Les artistes ont des antennes hypersensibles qui leur font sentir avant les autres les signes avant-coureurs, les vibrations préliminaires des grandes secousses sismiques collectives. Ils voient les signes - les Mané, Thécel, Phares - qui s'inscrivent sur les murs du palais de Babylone. Et ceux qui ne se bouchent pas les yeux et les oreilles ou ne se cantonnent pas dans le cynisme en arrivent à un point insupportable où la conscience n'en peut plus de porter le poids de ce qu'elle comprend, de ce qu'elle pressent par trop.
Surtout ceux dont la conscience individuelle est fortement imbriquée dans la conscience collective et qui en portent l'héritage symbolique sur leurs épaules comme un étendard ou une croix. Tels Yukio Mishima et Hubert Aquin.

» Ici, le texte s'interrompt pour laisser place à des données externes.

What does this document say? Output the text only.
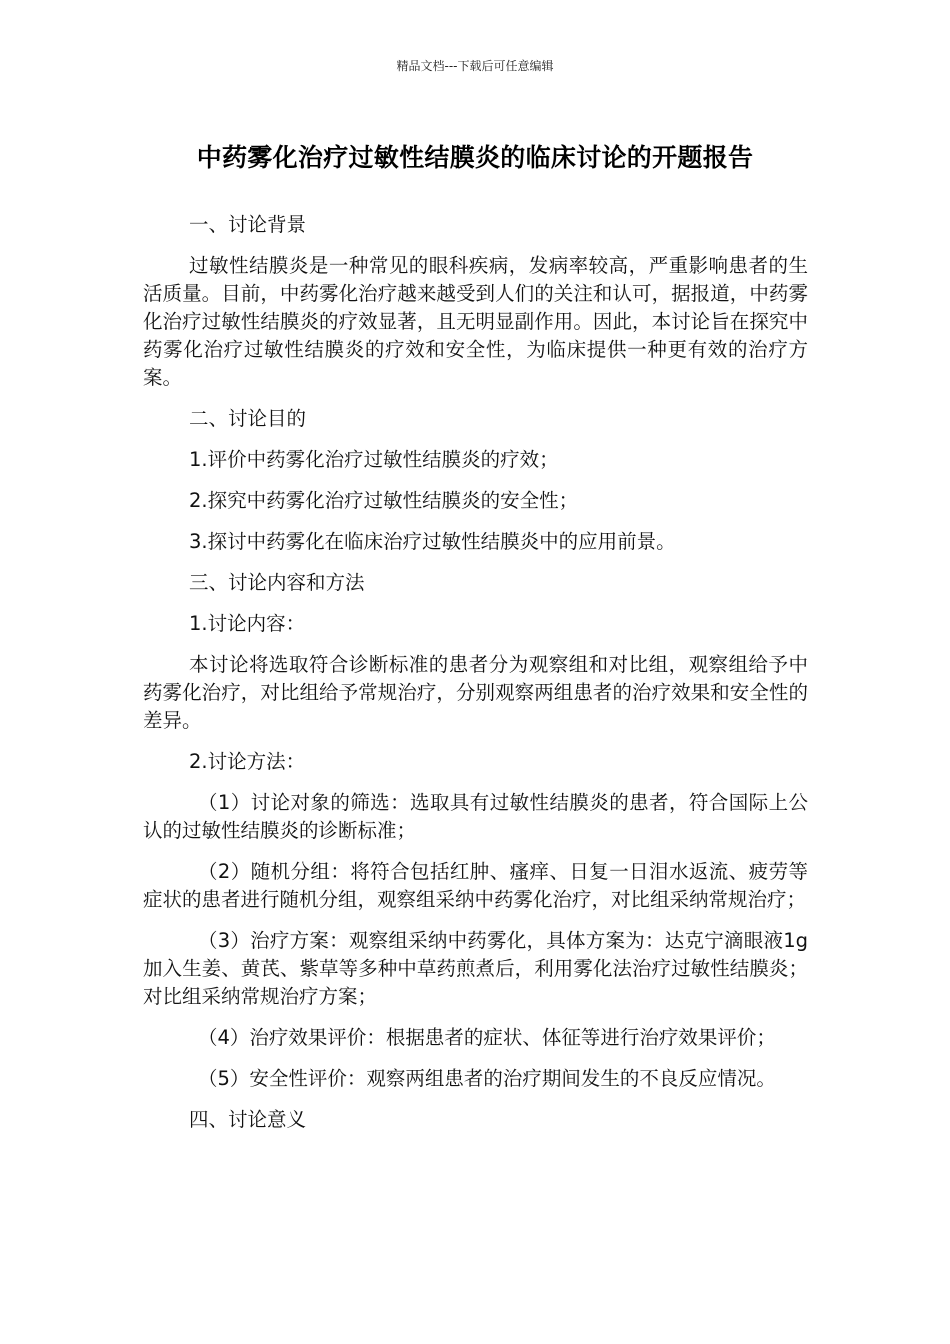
精品文档---下载后可任意编辑
中药雾化治疗过敏性结膜炎的临床讨论的开题报告

一、讨论背景

过敏性结膜炎是一种常见的眼科疾病，发病率较高，严重影响患者的生活质量。目前，中药雾化治疗越来越受到人们的关注和认可，据报道，中药雾化治疗过敏性结膜炎的疗效显著，且无明显副作用。因此，本讨论旨在探究中药雾化治疗过敏性结膜炎的疗效和安全性，为临床提供一种更有效的治疗方案。

二、讨论目的

1.评价中药雾化治疗过敏性结膜炎的疗效；

2.探究中药雾化治疗过敏性结膜炎的安全性；

3.探讨中药雾化在临床治疗过敏性结膜炎中的应用前景。

三、讨论内容和方法

1.讨论内容：

本讨论将选取符合诊断标准的患者分为观察组和对比组，观察组给予中药雾化治疗，对比组给予常规治疗，分别观察两组患者的治疗效果和安全性的差异。

2.讨论方法：

（1）讨论对象的筛选：选取具有过敏性结膜炎的患者，符合国际上公认的过敏性结膜炎的诊断标准；

（2）随机分组：将符合包括红肿、瘙痒、日复一日泪水返流、疲劳等症状的患者进行随机分组，观察组采纳中药雾化治疗，对比组采纳常规治疗；

（3）治疗方案：观察组采纳中药雾化，具体方案为：达克宁滴眼液1g 加入生姜、黄芪、紫草等多种中草药煎煮后，利用雾化法治疗过敏性结膜炎；对比组采纳常规治疗方案；

（4）治疗效果评价：根据患者的症状、体征等进行治疗效果评价；

（5）安全性评价：观察两组患者的治疗期间发生的不良反应情况。

四、讨论意义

AQUIN ET LA GRANDE FATIGUE NATIONALE
En 1936, le philosophe Jacques Maritain avait écrit : « Les mondes qui se sont levés dans l'héroïsme se couchent dans la fatigue, pour que viennent à leur tour des héroïsmes nouveaux...» Cette fatigue, Hubert Aquin la connaissait. Il en parla, en 1962, dans un article intitulé « La fatigue culturelle du Canada français », qui eut beaucoup de retentissement à l'époque. Car il donnait la réplique à un certain Pierre Elliott Trudeau, en dénonçant le mode d'être schizophrénique du Canadien français. Il disait notamment :
« Le Canada français, culture agonisante et fatiguée, se trouve au degré zéro de la politique. Ceux qui ont réussi en politique au Canada français, ce sont les a-nationaux, c'est-à-dire ceux qui "représentaient" le mieux ce peuple déréalisé, parcellisé et dépossédé par surcroît. »
C'était une époque pourtant de grande poussée nationale au Québec, avec la Révolution tranquille. Même là et aussi après la victoire du parti indépendantiste de René Lévesque, Hubert Aquin restait écrasé sous le poids d'une conscience aiguë d'échec personnel et collectif. Au milieu d'une société recluse dans « le confort et l'indifférence », il ressentait l'histoire de son peuple comme une succession d'échecs, d'auto-déchirements et de conduites suicidaires. Il l'a intériosé au point d'y projeter sa destinée personnelle. La destruction de soi, comme geste de révolte ultime. On l'a décrit comme un « héros victimaire du Québec postmoderne ».
Dès le début de Prochain épisode, il écrit :
« Je suis le symbole fracturé de la révolution du Québec, mais aussi son reflet désordonné et son incarnation suicidaire. »
Devant l'impossibilité de la révolte collective, il ne reste que le repli sur la révolte individuelle, personnelle.
En 1964, il se lance dans l'action terroriste, du moins l'essaie-t-il. Arrestation, emprisonnement, confinement à l'Institut psychiatrique Prévost, et rédaction de Prochain épisode, qui consacre l'échec de l'action par l'entrée en littérature : la dérivation des énergies de l'action dans l'explosion des fantasmes littéraires.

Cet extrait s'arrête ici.